Sanborn’s Services does a bit of everything – tree pruning and removal are bread-and-butter operations, but Sanborn also does consulting work along with woodlot preservation and restoration. For several years before he married, he contracted with local companies across the country to clean up trees damaged by hurricanes and blizzards. His most memorable job took him to northern California where he was on a crew that trimmed a 200-foot giant redwood.
Eventually, Sanborn’s interest in woodlot restoration led him to UWM and the Conservation and Environmental Science program.

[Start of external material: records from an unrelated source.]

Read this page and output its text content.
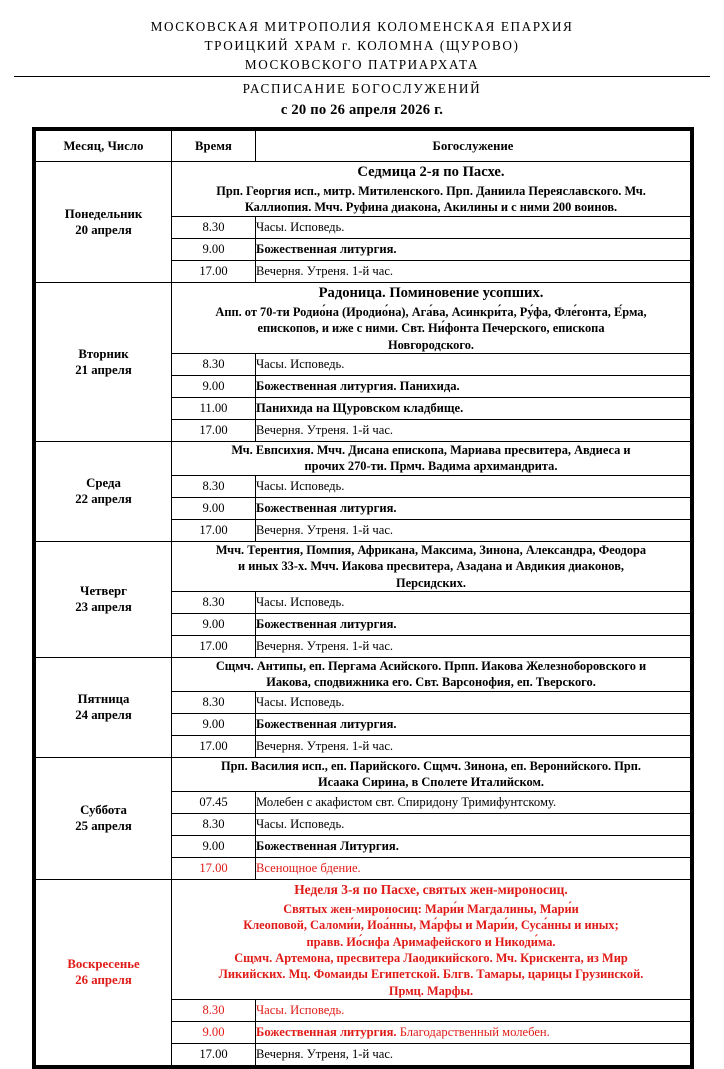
МОСКОВСКАЯ МИТРОПОЛИЯ КОЛОМЕНСКАЯ ЕПАРХИЯ
ТРОИЦКИЙ ХРАМ г. КОЛОМНА (ЩУРОВО)
МОСКОВСКОГО ПАТРИАРХАТА
РАСПИСАНИЕ БОГОСЛУЖЕНИЙ
с 20 по 26 апреля 2026 г.
Месяц, Число	Время	Богослужение

Понедельник
20 апреля	Седмица 2-я по Пасхе.
Прп. Георгия исп., митр. Митиленского. Прп. Даниила Переяславского. Мч.
Каллиопия. Мчч. Руфина диакона, Акилины и с ними 200 воинов.	

	8.30	Часы. Исповедь.
	9.00	Божественная литургия.
	17.00	Вечерня. Утреня. 1-й час.

Вторник
21 апреля	Радоница. Поминовение усопших.
Апп. от 70-ти Родио́на (Иродио́на), Ага́ва, Асинкри́та, Ру́фа, Фле́гонта, Е́рма,
епископов, и иже с ними. Свт. Ни́фонта Печерского, епископа
Новгородского.	

	8.30	Часы. Исповедь.
	9.00	Божественная литургия. Панихида.
	11.00	Панихида на Щуровском кладбище.
	17.00	Вечерня. Утреня. 1-й час.

Среда
22 апреля	Мч. Евпсихия. Мчч. Дисана епископа, Мариава пресвитера, Авдиеса и
прочих 270-ти. Прмч. Вадима архимандрита.	

	8.30	Часы. Исповедь.
	9.00	Божественная литургия.
	17.00	Вечерня. Утреня. 1-й час.

Четверг
23 апреля	Мчч. Терентия, Помпия, Африкана, Максима, Зинона, Александра, Феодора
и иных 33-х. Мчч. Иакова пресвитера, Азадана и Авдикия диаконов,
Персидских.	

	8.30	Часы. Исповедь.
	9.00	Божественная литургия.
	17.00	Вечерня. Утреня. 1-й час.

Пятница
24 апреля	Сщмч. Антипы, еп. Пергама Асийского. Прпп. Иакова Железноборовского и
Иакова, сподвижника его. Свт. Варсонофия, еп. Тверского.	

	8.30	Часы. Исповедь.
	9.00	Божественная литургия.
	17.00	Вечерня. Утреня. 1-й час.

Суббота
25 апреля	Прп. Василия исп., еп. Парийского. Сщмч. Зинона, еп. Веронийского. Прп.
Исаака Сирина, в Сполете Италийском.	

	07.45	Молебен с акафистом свт. Спиридону Тримифунтскому.
	8.30	Часы. Исповедь.
	9.00	Божественная Литургия.
	17.00	Всенощное бдение.

Воскресенье
26 апреля

Неделя 3-я по Пасхе, святых жен-мироносиц.
Святых жен-мироносиц: Мари́и Магдалины, Мари́и
Клеоповой, Саломи́и, Иоа́нны, Ма́рфы и Мари́и, Суса́нны и иных;
правв. Ио́сифа Аримафейского и Никоди́ма.
Сщмч. Артемона, пресвитера Лаодикийского. Мч. Крискента, из Мир
Ликийских. Мц. Фомаиды Египетской. Блгв. Тамары, царицы Грузинской.
Прмц. Марфы.

	8.30	Часы. Исповедь.
	9.00	Божественная литургия. Благодарственный молебен.
	17.00	Вечерня. Утреня, 1-й час.
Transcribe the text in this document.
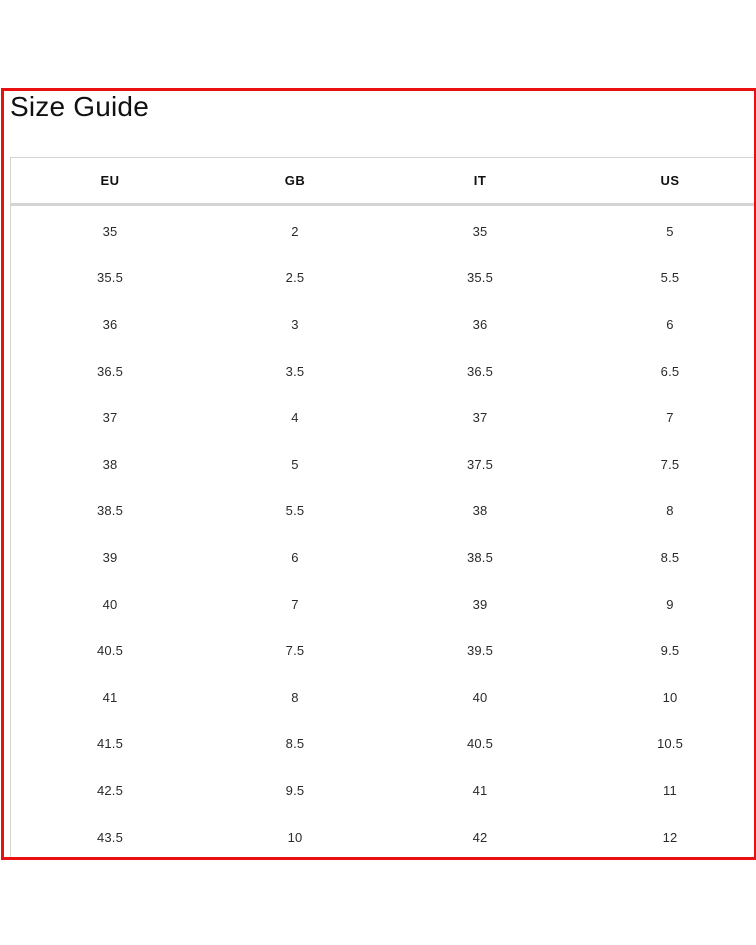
Size Guide
EU	GB	IT	US
35	2	35	5
35.5	2.5	35.5	5.5
36	3	36	6
36.5	3.5	36.5	6.5
37	4	37	7
38	5	37.5	7.5
38.5	5.5	38	8
39	6	38.5	8.5
40	7	39	9
40.5	7.5	39.5	9.5
41	8	40	10
41.5	8.5	40.5	10.5
42.5	9.5	41	11
43.5	10	42	12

He especially wanted to explore the ecology of woods, rivers and the fl oodplains between them. Those areas often see damage from invasive species like garlic mustard or buckthorn.
“It’s several years of just controlling invasive species until you can introduce new material,” Sanborn explained. “A problem with the buckthorn is that it binds all of the nitrogen up into the canopy, so there’s nothing growing underneath. You walk into some of the places and it looks like something out of ‘The Hobbit.’ You’re expecting a giant spider to come after you.”
When he’s not working, Sanborn is in the classroom or the GIS lab. He’s completed his Geography and GIS minors and is thinking of adding a math minor as well. He’s hoping to graduate in the fall of 2016, but enjoys his time on campus for the moment. He credits the dedication of the UWM professors.
“There are a lot of really good teachers here,” he said. “And being prior military, I was expecting some sort of (pushback) – I didn’t see any of that. As long as somebody’s willing to learn, I haven’t seeing anyone who’s not willing to give their time.”